Which gets us to the question of the day: why are we still playing football at the University of Virginia, if we’re not going to try?
I mean, I know the answer there.
The UVA Football program subsidizes the non-revenue sports, and that’s even with half-empty stadiums on home Saturdays.
UVA Football ran a $20 million operating surplus in fiscal year 2022, and that was with football getting $22.8 million from its TV rights from the ACC, according to data from Sportico.
Knowing that, now, maybe, you can see what’s going on here.
UVA Football is the Chicago Cubs or Boston Red Sox of the ACC.
The analogy I’m going for here: the Cubs and Sox make money whether they win or not, so as much as Cubs fans and Sox fans want to be competitive, the owners of the teams have to really be motivated to want to spend to put competitive teams out there, when all that extra spending does is cut into their bottom line.
It’s not quite a spending issue at UVA, which has more money than god.

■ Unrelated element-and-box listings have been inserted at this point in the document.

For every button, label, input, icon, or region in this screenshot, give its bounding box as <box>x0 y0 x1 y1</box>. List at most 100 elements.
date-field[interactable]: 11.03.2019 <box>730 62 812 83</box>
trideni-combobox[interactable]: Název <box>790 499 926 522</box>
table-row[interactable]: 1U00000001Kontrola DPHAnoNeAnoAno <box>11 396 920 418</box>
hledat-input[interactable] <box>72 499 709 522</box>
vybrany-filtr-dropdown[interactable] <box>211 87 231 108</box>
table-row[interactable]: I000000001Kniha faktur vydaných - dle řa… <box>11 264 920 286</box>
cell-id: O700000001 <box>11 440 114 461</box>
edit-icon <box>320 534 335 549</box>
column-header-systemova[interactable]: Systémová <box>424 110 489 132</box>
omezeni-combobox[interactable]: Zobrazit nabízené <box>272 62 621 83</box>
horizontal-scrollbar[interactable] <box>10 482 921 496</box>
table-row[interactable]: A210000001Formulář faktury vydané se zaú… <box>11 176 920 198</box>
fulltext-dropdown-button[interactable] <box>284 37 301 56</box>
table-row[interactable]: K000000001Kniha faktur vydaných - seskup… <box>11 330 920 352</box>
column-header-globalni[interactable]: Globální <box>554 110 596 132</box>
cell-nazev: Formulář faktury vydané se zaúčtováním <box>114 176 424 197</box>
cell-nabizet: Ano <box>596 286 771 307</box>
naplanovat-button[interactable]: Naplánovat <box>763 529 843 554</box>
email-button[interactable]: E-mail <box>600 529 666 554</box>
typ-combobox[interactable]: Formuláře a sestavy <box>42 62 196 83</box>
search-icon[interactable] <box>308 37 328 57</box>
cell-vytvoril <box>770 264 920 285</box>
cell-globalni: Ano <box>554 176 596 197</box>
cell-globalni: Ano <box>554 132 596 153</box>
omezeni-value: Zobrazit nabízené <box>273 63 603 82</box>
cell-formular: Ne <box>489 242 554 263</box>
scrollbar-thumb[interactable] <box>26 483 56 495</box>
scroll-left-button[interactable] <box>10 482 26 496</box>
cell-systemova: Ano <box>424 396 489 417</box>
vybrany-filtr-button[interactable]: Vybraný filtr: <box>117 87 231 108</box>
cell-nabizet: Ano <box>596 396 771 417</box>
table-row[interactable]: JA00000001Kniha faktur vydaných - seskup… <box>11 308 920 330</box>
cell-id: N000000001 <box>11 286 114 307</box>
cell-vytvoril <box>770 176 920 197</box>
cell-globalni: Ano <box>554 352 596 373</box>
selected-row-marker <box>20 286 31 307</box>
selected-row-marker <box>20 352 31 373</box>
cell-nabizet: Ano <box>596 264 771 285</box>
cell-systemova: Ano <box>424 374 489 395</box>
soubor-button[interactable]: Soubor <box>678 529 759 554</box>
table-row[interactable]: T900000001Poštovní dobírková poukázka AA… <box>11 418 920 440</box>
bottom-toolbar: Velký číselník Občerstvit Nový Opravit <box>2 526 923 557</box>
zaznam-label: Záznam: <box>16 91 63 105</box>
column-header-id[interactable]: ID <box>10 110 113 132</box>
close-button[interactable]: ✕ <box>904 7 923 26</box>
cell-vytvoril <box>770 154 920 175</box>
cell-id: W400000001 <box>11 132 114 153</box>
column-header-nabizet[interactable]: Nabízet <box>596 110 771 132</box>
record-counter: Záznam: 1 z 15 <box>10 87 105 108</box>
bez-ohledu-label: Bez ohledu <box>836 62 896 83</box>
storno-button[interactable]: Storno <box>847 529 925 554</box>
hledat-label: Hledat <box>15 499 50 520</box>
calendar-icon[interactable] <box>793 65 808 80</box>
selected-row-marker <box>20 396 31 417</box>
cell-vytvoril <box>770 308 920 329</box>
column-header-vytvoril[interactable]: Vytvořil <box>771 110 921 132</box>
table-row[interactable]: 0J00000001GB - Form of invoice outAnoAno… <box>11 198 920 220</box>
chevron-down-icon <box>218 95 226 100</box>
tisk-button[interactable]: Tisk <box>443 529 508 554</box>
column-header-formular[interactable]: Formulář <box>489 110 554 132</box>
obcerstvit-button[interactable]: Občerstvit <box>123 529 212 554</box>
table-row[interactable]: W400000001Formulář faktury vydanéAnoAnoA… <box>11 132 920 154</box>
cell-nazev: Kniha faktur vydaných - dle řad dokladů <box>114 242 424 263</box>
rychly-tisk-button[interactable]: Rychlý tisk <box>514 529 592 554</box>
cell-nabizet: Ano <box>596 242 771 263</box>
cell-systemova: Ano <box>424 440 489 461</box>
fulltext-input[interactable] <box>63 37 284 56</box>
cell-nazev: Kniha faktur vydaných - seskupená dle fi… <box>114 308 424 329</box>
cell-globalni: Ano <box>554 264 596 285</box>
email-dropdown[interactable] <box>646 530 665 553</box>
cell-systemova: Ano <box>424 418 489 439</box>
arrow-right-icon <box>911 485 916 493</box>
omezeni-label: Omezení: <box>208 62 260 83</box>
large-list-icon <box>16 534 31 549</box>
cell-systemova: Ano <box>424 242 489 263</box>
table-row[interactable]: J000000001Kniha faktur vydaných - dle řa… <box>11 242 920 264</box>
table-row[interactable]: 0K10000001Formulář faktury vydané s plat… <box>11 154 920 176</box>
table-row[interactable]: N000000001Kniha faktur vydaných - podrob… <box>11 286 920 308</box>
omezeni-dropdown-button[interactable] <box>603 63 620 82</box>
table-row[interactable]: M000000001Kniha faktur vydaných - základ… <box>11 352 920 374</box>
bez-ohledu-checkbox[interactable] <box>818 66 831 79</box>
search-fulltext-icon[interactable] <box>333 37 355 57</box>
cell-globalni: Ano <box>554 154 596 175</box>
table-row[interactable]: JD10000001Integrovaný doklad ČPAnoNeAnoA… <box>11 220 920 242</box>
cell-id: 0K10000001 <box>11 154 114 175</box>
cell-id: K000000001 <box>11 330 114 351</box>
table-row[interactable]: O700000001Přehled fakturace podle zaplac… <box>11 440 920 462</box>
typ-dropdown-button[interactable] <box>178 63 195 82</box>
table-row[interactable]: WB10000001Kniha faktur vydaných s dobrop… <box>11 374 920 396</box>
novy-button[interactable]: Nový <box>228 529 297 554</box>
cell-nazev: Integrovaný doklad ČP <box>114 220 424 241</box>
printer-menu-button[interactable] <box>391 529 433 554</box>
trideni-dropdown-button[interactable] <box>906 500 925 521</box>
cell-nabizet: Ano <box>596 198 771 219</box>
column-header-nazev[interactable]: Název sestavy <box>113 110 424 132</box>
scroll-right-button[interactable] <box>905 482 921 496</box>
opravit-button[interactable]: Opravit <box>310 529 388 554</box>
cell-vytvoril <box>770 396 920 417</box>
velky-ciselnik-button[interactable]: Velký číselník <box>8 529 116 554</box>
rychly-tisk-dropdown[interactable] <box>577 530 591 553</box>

The issue is more cultural, dating back to when UVA President Colgate Darden turned down an invite to the Orange Bowl in the 1950s, citing his desire to steer clear of “big-time, highly subsidized football.”
The George Welsh years must have driven the suits with their noses in the air crazy, because those folks have always wanted it both ways – they want the TV money from football to pay for swimmers and rowers and track and field athletes and tennis players to represent us in the Olympics, but they don’t want to be too good at the football thing, so as to be able to engage on a level playing field in “jocular” rivalries with the likes of Virginia Tech, because football, let’s face it, it’s low-brow.
Tip of the hat there to John Casteen, who didn’t even want to fund scholarships for the women’s basketball program when it was starting up in the 1970s, preferring to put money in women’s sports in old guard sports like tennis, because he dreamed of a UVA alum getting into a Wimbledon final.
I wish I was making that up.
They don’t want to win, is what I’m getting at here.
The suits with their snoots are perfectly happy putting a football team out there that has no chance of being competitive, as long as the football money keeps coming in, so that we can be Top 10 in men’s and women’s squash.